Friday, March 27, 2009

4 months already!

Roman and i went to the doctor today for his 4 month check up. I was really surprised when we got there. We arrived about 15 minutes early because i was out running errands and thought that roman might get hungry, so i wanted to leave enough time at the clinic to feed him before we saw the doc. And typically for a 3 o'clock appointment, isnt the dr. always running late? NOT TODAY! pretty much as soon as i got there, roman's name was called. it was great, but i was kind of nervous at the same time. He got 2 shots today, and when you have a hungry baby + shots....yikes. Luckily there was enough time after the nurse left and before dr. nau came in for me to give him a little snack. :)
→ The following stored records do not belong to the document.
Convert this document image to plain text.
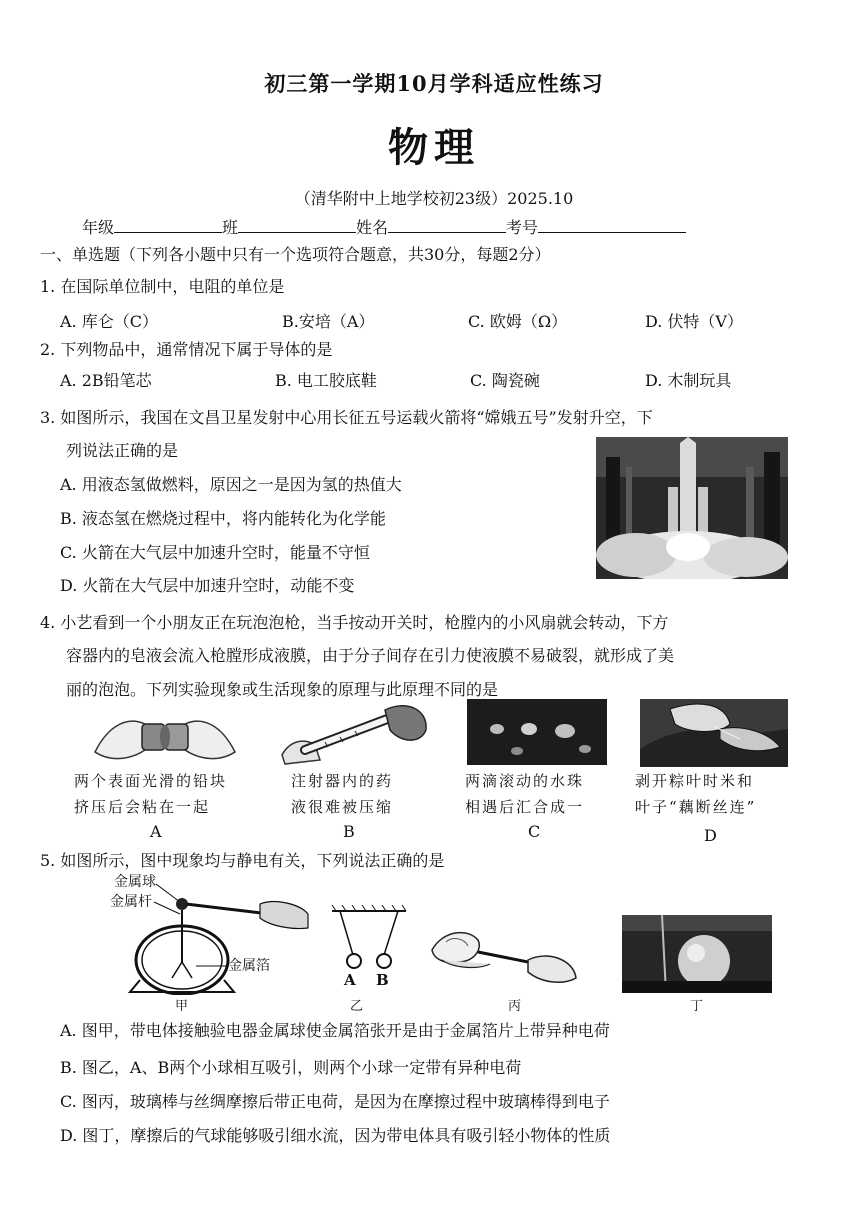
初三第一学期10月学科适应性练习
物理
（清华附中上地学校初23级）2025.10
年级	班	姓名	考号
一、单选题（下列各小题中只有一个选项符合题意，共30分，每题2分）
1. 在国际单位制中，电阻的单位是
A. 库仑（C）	B.安培（A）	C. 欧姆（Ω）	D. 伏特（V）
2. 下列物品中，通常情况下属于导体的是
A. 2B铅笔芯	B. 电工胶底鞋	C. 陶瓷碗	D. 木制玩具
3. 如图所示，我国在文昌卫星发射中心用长征五号运载火箭将“嫦娥五号”发射升空，下
列说法正确的是
A. 用液态氢做燃料，原因之一是因为氢的热值大
B. 液态氢在燃烧过程中，将内能转化为化学能
C. 火箭在大气层中加速升空时，能量不守恒
D. 火箭在大气层中加速升空时，动能不变
4. 小艺看到一个小朋友正在玩泡泡枪，当手按动开关时，枪膛内的小风扇就会转动，下方
容器内的皂液会流入枪膛形成液膜，由于分子间存在引力使液膜不易破裂，就形成了美
丽的泡泡。下列实验现象或生活现象的原理与此原理不同的是
两个表面光滑的铅块
挤压后会粘在一起
A
注射器内的药
液很难被压缩
B
两滴滚动的水珠
相遇后汇合成一
C
剥开粽叶时米和
叶子“藕断丝连”
D
5. 如图所示，图中现象均与静电有关，下列说法正确的是
金属球
金属杆
金属箔
甲
A B
乙	丙	丁
A. 图甲，带电体接触验电器金属球使金属箔张开是由于金属箔片上带异种电荷
B. 图乙，A、B两个小球相互吸引，则两个小球一定带有异种电荷
C. 图丙，玻璃棒与丝绸摩擦后带正电荷，是因为在摩擦过程中玻璃棒得到电子
D. 图丁，摩擦后的气球能够吸引细水流，因为带电体具有吸引轻小物体的性质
Well, Ro weighed in at 18 pounds 4 ounces and 26 inches long w/a head cirumf. of 42 (or 45....). big kid. It's nice having a sturdy, healthy little boy. And when the nurse came back in to give him his shots...hardly a cry outta him. I was so proud. I think he was upset more so that he was tired. Ive been thinking about how this is the easy part, and how it's going to get a lot harder as he gets older. ugh. The other crappy thing is he has a nasty case of eczema. my poor little love. we were told to get cortaid and use it 2x a day for a week. i hope that breaks this cycle of it. it's been pretty bad on his face (mostly forehead) for a couple weeks now. Jeff and i were reading online that it's pretty much directly inherited from either a parent or close relative......my bad. but i'm going to try giving him a daily bath, instead of every other day, and see how that works. I'm also reconsidering cutting out dairy again. i read that might be a culprit. oh no, if it is i will lose 10lbs like that! dairy is pretty much my diet. time to get creative i suppose. I can only hope he grows out of it. We also talked about foods. I expressed to dr. nau i'd really like to hold off as long as possible, just because i dont want to create the possibility of him developing an allergy of any kind. So, he said dont worry about anything until 6 months. simple as that! i'm partially relieved because i'm emotionally not ready for that i dont think. yeah, it'll be fun and all, but i'm just so used to being his only, and sole provider for food. plus it calms me down to nurse him, i love it. so it will be hard to start the weening process. these last 4 months have flown, so the next 8 will i'm sure. I'm just trying to soak up every moment.

Also, i've taken roman to the chiro twice now for his neck... but dr. nau doesnt think he needs to go at all. He said roman's got great range of motion so there's no need for it, but dr. rod obviously was doing SOMETHING to him, right? I dont know what to do. it seems like when he sees the chiro, he stops having bowel movements, and then doesnt sleep well. So i think i'll skip this next one and see how it goes. (we're on day 2 of no poop again, and after 4 days last time, when he finally did poop, he slept 3 1/2 hours straight...i think there is a link between the two). so, if you think about it...be praying for his little body... :)

So, there's this vicious cycle that happens when you get stressed and are nursing. Your milk supply starts to drop... and BOY has it ever. Which is in and of itself, stressful. you see the cycle? I have been WAY too busy this last week, and i am determined to stop. :) it only makes me stressed out, and then my body doesn't produce what i need it to produce, in order for me to store it for the days that i work! ugh. i've been trying to mentally calm myself down, and i am taking fenugreek to help w/ lactation. (tmi?). Anyway. i'm sitting between 2 sleeping boys in bed and should probably join them! Goodnight!